Series in Quantum Electronics
edited by
Henry Baltes, Peter Günter, Ursula Keller,
Fritz K. Kneubühl
= , Walter Lukosz,
Hans Melchior, Markus W. Sigrist

Vol. 34

Birgit Schenkel,
Supercontinuum Generation and
Compression
.
1st edition 2004. XII, 100 pages, € 64,00.ISBN 3-89649-936-X

In this thesis, compression of supercontinua generated using two fundamentally different techniques is studied. In one method, supercontinuum generation is achieved in gas-filled hollow-core fibers in the mJ pulse energy range, whereas the other technique exploits the nonlinearity of microstructure fibers using nJ pulses at the full oscillator repetition rate. Successful compression of broad supercontinua with mJ pulse energies is an important prerequisite for a number of fundamental experiments. For example, the generation of single attosecond pulses by high-order harmonic generation relies on the production of high-peak-power light pulses in the single-cycle regime. Compression of supercontinua generated using two hollow fibers in a cascading geometry led to the production of one of the shortest pulses ever obtained in the visible and near-infrared spectral region. The experiments performed on microstructure fibers in the nJ pulse energy range were divided in two pumping regimes (anomalous and normal dispersion). Since previous theoretical simulations suggested limitations concerning the compressibility of the generated supercontinua, additional numerical simulations of pulse propagation through these fibers have been performed. Pumping in the normal dispersion regime led in excellent agreement with the numerical simulations to the generation of the shortest pulses ever obtained using microstructure fibers. For the case of pumping in the anomalous dispersion regime however, the simulations suggest, that with today’s state-of-the-art pulse compressors a clean compression of the generated supercontinua is not possible.

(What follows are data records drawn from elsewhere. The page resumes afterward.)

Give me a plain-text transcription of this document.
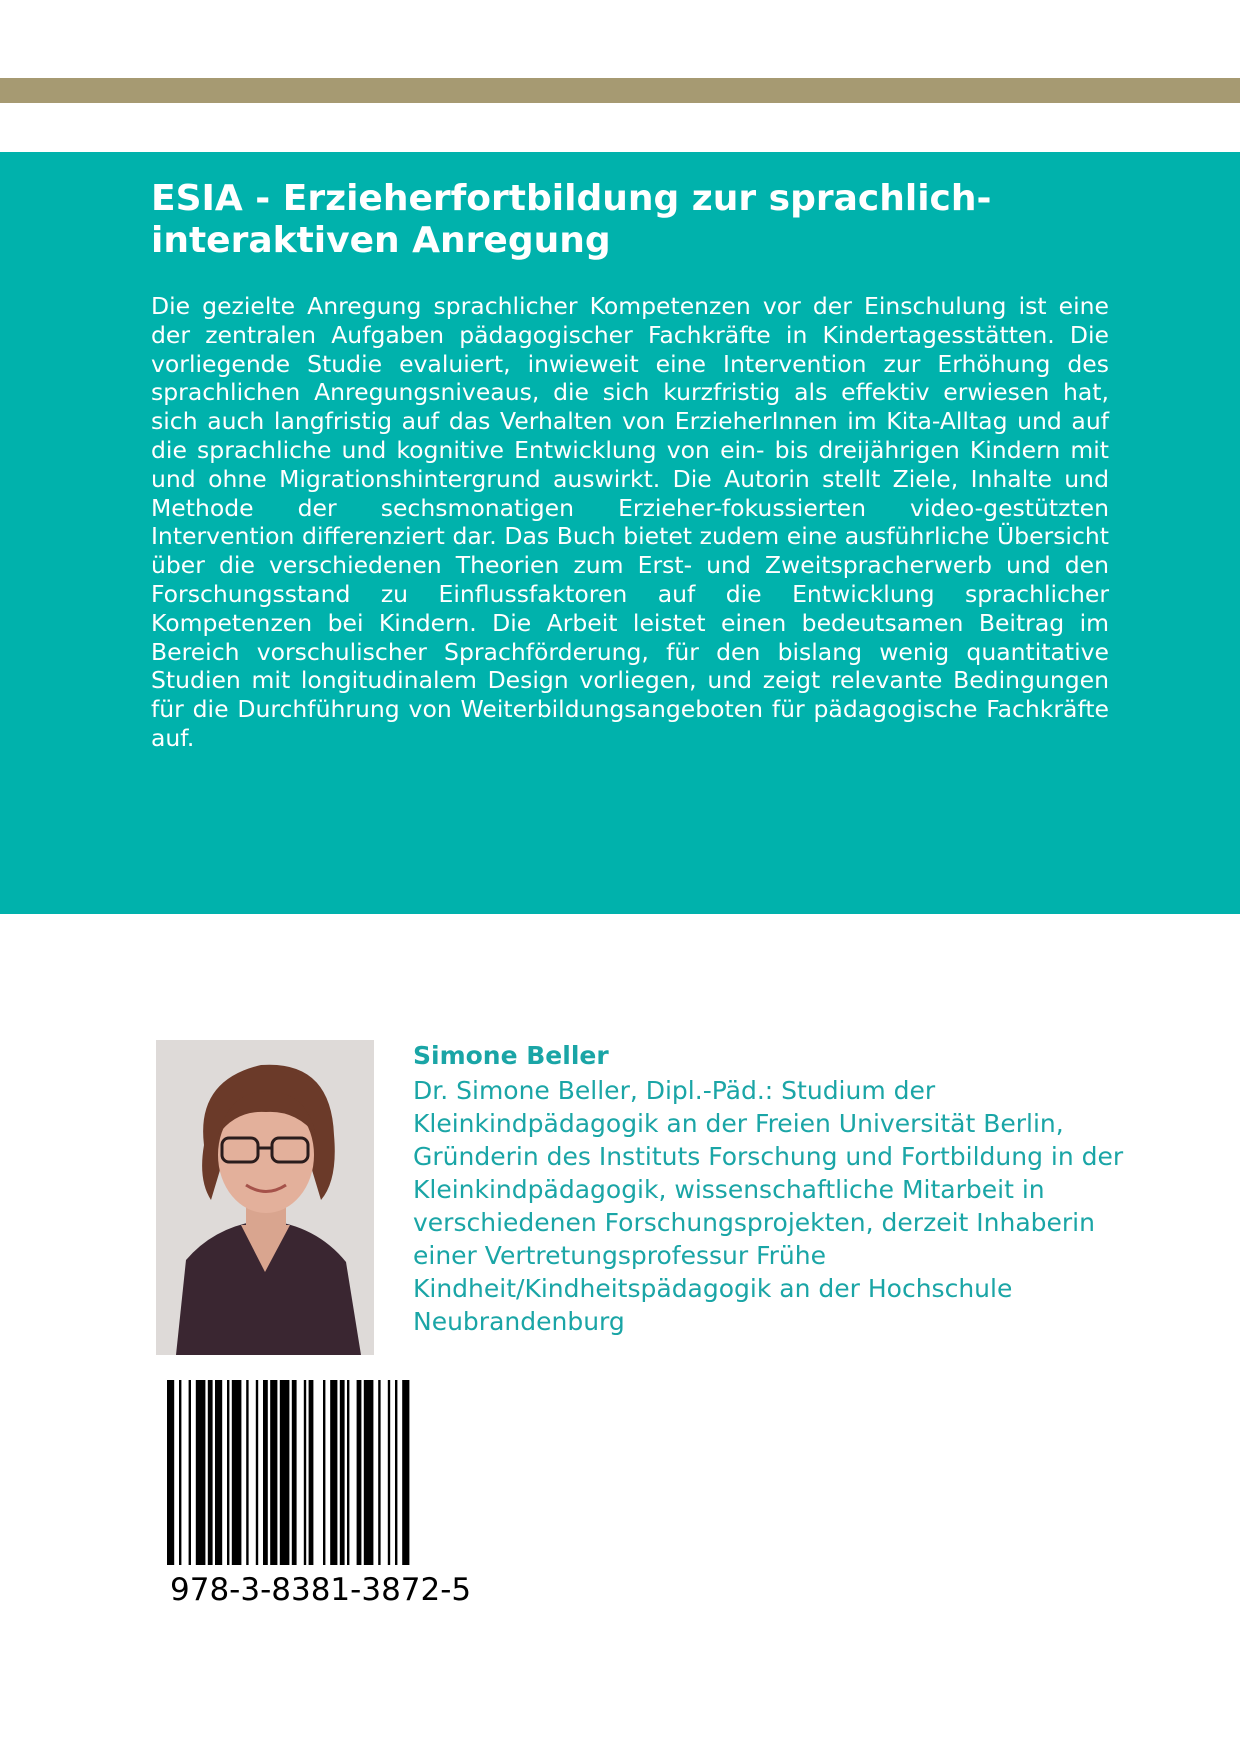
ESIA - Erzieherfortbildung zur sprachlich-interaktiven Anregung

Die gezielte Anregung sprachlicher Kompetenzen vor der Einschulung ist eine der zentralen Aufgaben pädagogischer Fachkräfte in Kindertagesstätten. Die vorliegende Studie evaluiert, inwieweit eine Intervention zur Erhöhung des sprachlichen Anregungsniveaus, die sich kurzfristig als effektiv erwiesen hat, sich auch langfristig auf das Verhalten von ErzieherInnen im Kita-Alltag und auf die sprachliche und kognitive Entwicklung von ein- bis dreijährigen Kindern mit und ohne Migrationshintergrund auswirkt. Die Autorin stellt Ziele, Inhalte und Methode der sechsmonatigen Erzieher-fokussierten video-gestützten Intervention differenziert dar. Das Buch bietet zudem eine ausführliche Übersicht über die verschiedenen Theorien zum Erst- und Zweitspracherwerb und den Forschungsstand zu Einflussfaktoren auf die Entwicklung sprachlicher Kompetenzen bei Kindern. Die Arbeit leistet einen bedeutsamen Beitrag im Bereich vorschulischer Sprachförderung, für den bislang wenig quantitative Studien mit longitudinalem Design vorliegen, und zeigt relevante Bedingungen für die Durchführung von Weiterbildungsangeboten für pädagogische Fachkräfte auf.

Simone Beller

Dr. Simone Beller, Dipl.-Päd.: Studium der Kleinkindpädagogik an der Freien Universität Berlin, Gründerin des Instituts Forschung und Fortbildung in der Kleinkindpädagogik, wissenschaftliche Mitarbeit in verschiedenen Forschungsprojekten, derzeit Inhaberin einer Vertretungsprofessur Frühe Kindheit/Kindheitspädagogik an der Hochschule Neubrandenburg

978-3-8381-3872-5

Birgit Schenkel studied Physics at the University of Heidelberg, Germany. In April 2000, she graduated from the same institution with a thesis on electrooptic ellipsometry for the determination of the birefringence of the human cornea. In June 2000, she joined the Institute of Quantum Electronics at the Swiss Federal Institute of Technology in Zurich, Switzerland. Her research focused on the generation and compression of broadband supercontinua using hollow and microstructure fibers.